7.2.2. Cas douteux

7.2.2.1. Régionalismes-survivances formels

[181] vousoyer v. tr. “vouvoyer”.Vousoyer

Vousoyer est une forme dérivée de vous sur le modèle de tutoyer (suffixe -oyer, Grévisse 1993, §166 n° 3). On possède des attestations isolées de cette formation dès l’ancien français, témoignant peut-être de créations individuelles (14e vosoier ; 15e vousoier ; aussi 1565 vousier, FEW). Vousoyer semble pénétrer véritablement l’usage au milieu du 18e s. (1742 vousoïer en Suisse, Pierrehumbert 1926), bien qu’il ne soit recensé par la lexicographie qu’au 19e s. (1842, FEW ; Humbert le répertorie à Genève en 1852 : “Terme connu en France, mais que les dictionnaires, sans aucune raison plausible, n’ont pas accueilli.”) ; une forme voussoyer est répertoriée à partir du milieu du 19e (Besch 1845 ; aussi vousayer en Suisse (Genève 1852), donné comme “vieilli” par Pierrehumbert 1926). Le concurrent vouvoyer, formé à partir de vousoyer, voussoyer sur le modèle de tutoyer (par redoublement de la consonne initiale), est attesté dès la fin du 18e (1796 en emploi nominal, TLF). Les trois termes se font concurrence au 19e s., et bien que Li se soit prononcé contre vouvoyer (“le mot est mal formé”), c’est pourtant lui qui l’a emporté au cours du 20e s. (encore absent de Lar 1904 ; mentionné sous la vedette voussoyer dans Lar 1933 ; Rob 1964 le donne comme vedette : “Cette forme [...] l’emporte de nos jours”). Vousoyer et voussoyer sont donnés comme “vieilli” par Rob 1985 (s.v. vouvoyer), GLLF et Grévisse 1993. A l’heure actuelle, on trouve vousoyer encore utilisé dans l’Ardèche (Annonay) et la Drôme (aussi signalé à Neuchâtel (rarement voussoyer), mais était encore vivant en français commun en 1926). Le type lexical vousoyer est passé dans certains patois, notamment frpr. et occ. (FEW 14, 634b-635a). Fréchet (1997) attribue la présence du régionalisme dans la Drôme à l’influence de l’occitan vouseya.

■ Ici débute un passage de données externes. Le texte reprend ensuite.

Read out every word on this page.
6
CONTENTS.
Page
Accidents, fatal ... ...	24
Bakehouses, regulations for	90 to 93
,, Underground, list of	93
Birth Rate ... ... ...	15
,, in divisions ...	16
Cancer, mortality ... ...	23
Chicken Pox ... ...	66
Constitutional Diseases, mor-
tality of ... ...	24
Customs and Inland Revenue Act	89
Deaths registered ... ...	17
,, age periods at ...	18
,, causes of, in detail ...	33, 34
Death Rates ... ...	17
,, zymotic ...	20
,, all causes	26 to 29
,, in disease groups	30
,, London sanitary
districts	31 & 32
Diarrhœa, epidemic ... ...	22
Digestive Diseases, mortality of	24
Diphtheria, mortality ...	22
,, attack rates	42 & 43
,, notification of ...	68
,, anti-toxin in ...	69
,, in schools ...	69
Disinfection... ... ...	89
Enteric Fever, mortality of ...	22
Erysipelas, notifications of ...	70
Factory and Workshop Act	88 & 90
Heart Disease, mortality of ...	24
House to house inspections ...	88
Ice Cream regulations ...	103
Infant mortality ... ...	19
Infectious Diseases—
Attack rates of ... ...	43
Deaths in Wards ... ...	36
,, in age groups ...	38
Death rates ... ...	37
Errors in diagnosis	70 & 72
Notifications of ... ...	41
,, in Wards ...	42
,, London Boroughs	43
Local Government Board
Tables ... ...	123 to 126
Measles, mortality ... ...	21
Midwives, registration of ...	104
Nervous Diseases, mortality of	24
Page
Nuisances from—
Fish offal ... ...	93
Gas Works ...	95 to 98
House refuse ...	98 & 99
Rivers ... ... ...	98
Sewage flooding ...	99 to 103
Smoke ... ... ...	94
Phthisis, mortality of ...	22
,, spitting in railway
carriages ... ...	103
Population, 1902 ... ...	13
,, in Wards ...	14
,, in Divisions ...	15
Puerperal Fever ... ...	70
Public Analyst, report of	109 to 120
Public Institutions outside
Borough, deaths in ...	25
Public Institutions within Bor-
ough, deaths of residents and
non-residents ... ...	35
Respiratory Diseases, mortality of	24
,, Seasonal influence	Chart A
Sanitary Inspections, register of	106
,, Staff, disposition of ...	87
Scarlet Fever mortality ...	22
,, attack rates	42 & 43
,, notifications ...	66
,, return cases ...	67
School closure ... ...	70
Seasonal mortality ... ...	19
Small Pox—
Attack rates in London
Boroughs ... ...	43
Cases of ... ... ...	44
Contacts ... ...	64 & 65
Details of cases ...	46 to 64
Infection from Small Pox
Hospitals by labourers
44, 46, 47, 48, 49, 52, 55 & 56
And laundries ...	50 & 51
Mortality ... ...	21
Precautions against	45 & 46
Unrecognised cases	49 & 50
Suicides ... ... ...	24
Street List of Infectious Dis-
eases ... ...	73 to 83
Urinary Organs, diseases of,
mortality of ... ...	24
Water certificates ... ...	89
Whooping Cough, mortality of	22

Le n° 181 a été classé ici car les attestations patoises qui étayent la survivance correspondent à des emprunts au français (cf. Roques 1993), ce qui pour nous n’exclut aucunement qu’elles n’aient pu jouer une influence sur le français régional.

Le n° 51* porreau (cf. 7.2.1.1) est considéré par Rézeau (1989a, 250) comme un trait populaire, plutôt que régional. Nous prenons en compte cette possibilité, en faisant figurer ici cette entrée. Cependant, aucun fait n’est venu étayer cette opinion, peut-être fondée sur une intuition personnelle ; aussi le trait a-t-il été classé d’abord dans la rubrique recensant les convergences.